3.5.2 Crystallographic data of asprecoside B (2)

C37H56O10 (M = 660.81 g/mol): monoclinic, space group P21 (no. 4), a = 7.0183(2) Å, b = 26.3891(6) Å, c = 23.1192(5) Å, β = 98.73°, V = 4232.22(18) Å3, Z = 4, T = 170.15 K, μ(CuKα) = 0.605 mm−1, Dcalc = 1.037 g/cm3, 12,902 reflections measured (5.116° ≤ 2Θ ≤ 133.192°), 12,902 unique (Rsigma = 0.0806) which were used in all calculations. The final R1 was 0.0631 (I > 2σ(I)) and wR2 was 0.1789 (all data). Flack parameter = 0.09(4).

3.6 Acid hydrolysis of asprecosides A − J (1−10)

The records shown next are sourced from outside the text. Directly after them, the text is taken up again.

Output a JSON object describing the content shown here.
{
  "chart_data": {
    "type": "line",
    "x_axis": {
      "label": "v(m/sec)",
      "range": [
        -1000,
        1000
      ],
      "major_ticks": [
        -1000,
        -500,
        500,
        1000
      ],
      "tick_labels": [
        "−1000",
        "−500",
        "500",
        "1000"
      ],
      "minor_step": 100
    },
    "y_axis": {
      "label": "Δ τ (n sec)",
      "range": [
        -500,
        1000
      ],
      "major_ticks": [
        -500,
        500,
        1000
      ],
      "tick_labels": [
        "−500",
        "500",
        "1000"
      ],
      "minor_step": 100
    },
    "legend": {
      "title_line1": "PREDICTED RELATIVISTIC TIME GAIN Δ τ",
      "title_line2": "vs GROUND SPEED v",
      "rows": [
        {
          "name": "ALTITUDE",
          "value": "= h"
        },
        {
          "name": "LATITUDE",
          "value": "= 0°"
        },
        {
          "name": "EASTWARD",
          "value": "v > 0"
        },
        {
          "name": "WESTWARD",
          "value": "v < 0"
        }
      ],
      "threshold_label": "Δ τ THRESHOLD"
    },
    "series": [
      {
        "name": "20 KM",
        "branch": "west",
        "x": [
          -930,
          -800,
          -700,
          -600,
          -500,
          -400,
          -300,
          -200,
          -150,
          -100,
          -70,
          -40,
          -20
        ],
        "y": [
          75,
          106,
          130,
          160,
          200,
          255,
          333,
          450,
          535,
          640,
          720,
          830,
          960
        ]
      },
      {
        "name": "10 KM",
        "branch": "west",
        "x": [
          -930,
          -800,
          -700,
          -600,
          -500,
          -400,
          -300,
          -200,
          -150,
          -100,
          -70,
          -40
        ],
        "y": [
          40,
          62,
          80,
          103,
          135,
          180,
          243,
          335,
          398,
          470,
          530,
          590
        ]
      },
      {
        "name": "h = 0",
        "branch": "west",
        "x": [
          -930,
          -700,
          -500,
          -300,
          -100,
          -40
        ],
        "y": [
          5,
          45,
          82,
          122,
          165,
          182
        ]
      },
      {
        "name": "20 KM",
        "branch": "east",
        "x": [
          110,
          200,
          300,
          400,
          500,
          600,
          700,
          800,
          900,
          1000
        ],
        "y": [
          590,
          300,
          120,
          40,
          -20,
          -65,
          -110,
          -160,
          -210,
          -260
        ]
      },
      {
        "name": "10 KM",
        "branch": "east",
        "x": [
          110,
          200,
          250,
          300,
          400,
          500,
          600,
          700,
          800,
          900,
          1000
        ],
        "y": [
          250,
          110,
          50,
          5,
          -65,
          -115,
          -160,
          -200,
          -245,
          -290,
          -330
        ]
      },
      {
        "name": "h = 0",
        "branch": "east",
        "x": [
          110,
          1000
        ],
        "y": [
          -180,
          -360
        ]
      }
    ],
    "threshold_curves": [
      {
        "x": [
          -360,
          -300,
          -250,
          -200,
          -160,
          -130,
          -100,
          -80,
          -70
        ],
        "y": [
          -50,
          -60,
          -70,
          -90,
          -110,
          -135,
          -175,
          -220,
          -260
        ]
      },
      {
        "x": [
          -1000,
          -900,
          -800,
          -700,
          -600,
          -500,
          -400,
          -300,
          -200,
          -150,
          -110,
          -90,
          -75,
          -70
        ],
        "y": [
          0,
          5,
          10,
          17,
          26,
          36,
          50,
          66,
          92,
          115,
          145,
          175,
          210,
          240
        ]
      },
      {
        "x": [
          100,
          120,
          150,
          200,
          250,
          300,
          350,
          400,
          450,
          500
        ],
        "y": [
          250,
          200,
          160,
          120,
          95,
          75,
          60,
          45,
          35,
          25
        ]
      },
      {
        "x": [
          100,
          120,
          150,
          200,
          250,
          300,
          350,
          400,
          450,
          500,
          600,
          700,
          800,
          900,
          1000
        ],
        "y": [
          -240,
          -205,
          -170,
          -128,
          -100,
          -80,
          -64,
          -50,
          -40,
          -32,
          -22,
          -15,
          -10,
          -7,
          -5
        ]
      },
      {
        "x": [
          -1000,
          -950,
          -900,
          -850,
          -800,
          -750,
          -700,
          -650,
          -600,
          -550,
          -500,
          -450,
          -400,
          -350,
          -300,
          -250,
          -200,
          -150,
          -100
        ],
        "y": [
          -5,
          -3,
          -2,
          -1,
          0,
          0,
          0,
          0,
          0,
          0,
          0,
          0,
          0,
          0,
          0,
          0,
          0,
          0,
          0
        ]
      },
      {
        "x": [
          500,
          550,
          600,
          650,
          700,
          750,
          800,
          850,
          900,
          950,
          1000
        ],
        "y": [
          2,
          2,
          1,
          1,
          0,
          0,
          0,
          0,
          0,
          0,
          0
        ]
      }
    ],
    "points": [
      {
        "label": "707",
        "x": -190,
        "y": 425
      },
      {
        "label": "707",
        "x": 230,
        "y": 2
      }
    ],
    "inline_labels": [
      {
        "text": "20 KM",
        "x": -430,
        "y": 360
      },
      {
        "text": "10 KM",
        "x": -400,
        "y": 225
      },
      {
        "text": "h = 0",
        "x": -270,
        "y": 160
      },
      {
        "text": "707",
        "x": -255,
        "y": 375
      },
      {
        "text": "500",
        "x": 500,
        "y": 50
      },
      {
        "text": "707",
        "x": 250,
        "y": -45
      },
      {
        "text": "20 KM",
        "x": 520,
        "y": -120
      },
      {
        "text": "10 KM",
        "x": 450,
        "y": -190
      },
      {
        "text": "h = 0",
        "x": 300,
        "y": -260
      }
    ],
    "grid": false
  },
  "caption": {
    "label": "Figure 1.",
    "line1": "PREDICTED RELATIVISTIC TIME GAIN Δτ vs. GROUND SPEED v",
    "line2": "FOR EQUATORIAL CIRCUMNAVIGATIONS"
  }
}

Each compound (1 mg) was heated under refluxed in 1.5 mL of 2 M HCl (dioxane/H2O, 1:1) at 90 °C for 4 h. Following hydrolysis, 5 mL of water was added, followed by extraction with EtOAc. The aqueous layer was evaporated under vacuum and the residue was dissolved in anhydrous pyridine (400 μL), followed by the addition of 2 mg of L-cysteine methyl ester hydrochloride. After stirring the mixture at 60 °C for 1 h, 50 μL of o-tolyl isothiocyanate was added, and the reaction continued at the same temperature for an additional hour. The authentic samples D-xylose and D-glucuronic acid underwent identical treatment and were analyzed by reversed-phase HPLC. D-xylose (2 mL/min, MeCN/H2O, 25:75, tR = 51.7 min) was identified in 9, whereas D-glucuronic acid (2 mL/min, MeCN/H2O, 50:50, tR = 25.2 min) was observed in 1−8 and 10.

3.7 Cell culture

H1975 and HCC827 cells, sourced from the American Type Culture Collection, were cultured in RPMI 1640 medium (Gibco BRL, USA) containing 10% fetal bovine serum (FBS). These cells were grown under conditions of 5% CO2 and 37 °C.

3.8 Cell viability assay

Cell viability was evaluated through the Cell Counting Kit-8 (CCK-8) assay. In brief, Briefly, H1975 and HCC827 cells were seeded into 96-well plates (1× 103 cells/well) and incubated for 24 h. Then, the attached cells were treated with different concentrations of compounds. Following a 3-days incubation, CCK-8 reagent (Dojindo) was added, and luminescence was measured according to the manufacturer’s protocol.